Вообще то членам Союза писателей еще с советских времен можно было не работать, считалось, что у них литературный труд, за который положены от партии и правительства всякие поблажки. Теперь времена не те и губернаторская подачка в 1000 рублей от нищеты не спасает, все кто не пенсионного возраста, где то работают.
Отношения с Союзом у Андрюхи складывались неровно. В свое время, как и положено, он исправно бегал за водкой, корчил из себя придурковатого молодого литератора и изрядно посадил на пьяном деле печень. Некоторых молодых после такого испытания принимали в члены Союза. Конечно, если была толика таланта. У Андрюхи таланта не было, но великое желание стать членом писательской организации  не давало покоя.

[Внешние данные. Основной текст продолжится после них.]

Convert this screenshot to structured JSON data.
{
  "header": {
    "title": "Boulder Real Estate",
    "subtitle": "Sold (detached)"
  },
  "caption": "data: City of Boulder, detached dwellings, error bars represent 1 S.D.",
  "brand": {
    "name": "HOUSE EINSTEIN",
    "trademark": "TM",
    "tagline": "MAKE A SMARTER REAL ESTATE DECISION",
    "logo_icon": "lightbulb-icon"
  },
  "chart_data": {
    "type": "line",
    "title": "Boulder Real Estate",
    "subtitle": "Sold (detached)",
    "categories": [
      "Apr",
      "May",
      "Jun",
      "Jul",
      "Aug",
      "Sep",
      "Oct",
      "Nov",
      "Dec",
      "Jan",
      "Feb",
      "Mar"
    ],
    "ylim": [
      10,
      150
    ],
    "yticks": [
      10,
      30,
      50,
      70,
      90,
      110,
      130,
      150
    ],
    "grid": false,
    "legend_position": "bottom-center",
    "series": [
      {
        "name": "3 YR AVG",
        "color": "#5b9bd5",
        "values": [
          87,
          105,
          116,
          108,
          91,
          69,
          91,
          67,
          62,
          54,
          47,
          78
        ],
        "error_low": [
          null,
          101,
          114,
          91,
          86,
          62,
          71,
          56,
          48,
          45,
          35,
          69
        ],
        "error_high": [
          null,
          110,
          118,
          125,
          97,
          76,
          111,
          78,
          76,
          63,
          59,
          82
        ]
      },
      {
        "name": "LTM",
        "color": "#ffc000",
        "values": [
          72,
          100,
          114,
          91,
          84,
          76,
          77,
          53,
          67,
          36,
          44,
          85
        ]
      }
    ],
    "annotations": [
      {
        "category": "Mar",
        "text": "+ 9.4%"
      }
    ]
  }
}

Какими то неправдами поступил на литературные курсы в Москве, обзавелся связями, неустанно трудился на ниве публицистики и наконец выпустил книжку  тиражом 100 экземпляров о творчестве провинциального критика, замученного депрессией, которая  свела его в могилу при помощи строительного пистолета. Обычная  краеведческая брошюрка, каких издается тысячи. Но Андрюха не будь дурак, дал делу ход и правдами-неправдами вступил таки в Союз писателей.
Местные, хорошо знавшие уровень Смолкина от такой наглости просто обалдели, во первых в традиции отделения было не брать в состав откровенных бездарей, во вторых инородцев вообще не брали ни при каких обстоятельствах. А тут оба компонента налицо и, на тебе, приносит Андрюха в отделение бумагу, что в самой Москве принят в челны писательского Союза, и надлежит ему теперь встать на учет по месту жительства.
Долго ждал доморощенный критик, пока снизойдут земляки на милость, еще книжку выпустил о местном авторе, хорошем, хоть и не великом поэте и опят хвалил его без всякого удержу.
Это сработало. Престарелые литераторы, у которых после распада советского строя были  две главные проблемы: их никто не печатал и никто не читал, взбодрились. Может Андрюха, раз уж он критиком назвался, то и о нас скажет доброе слово.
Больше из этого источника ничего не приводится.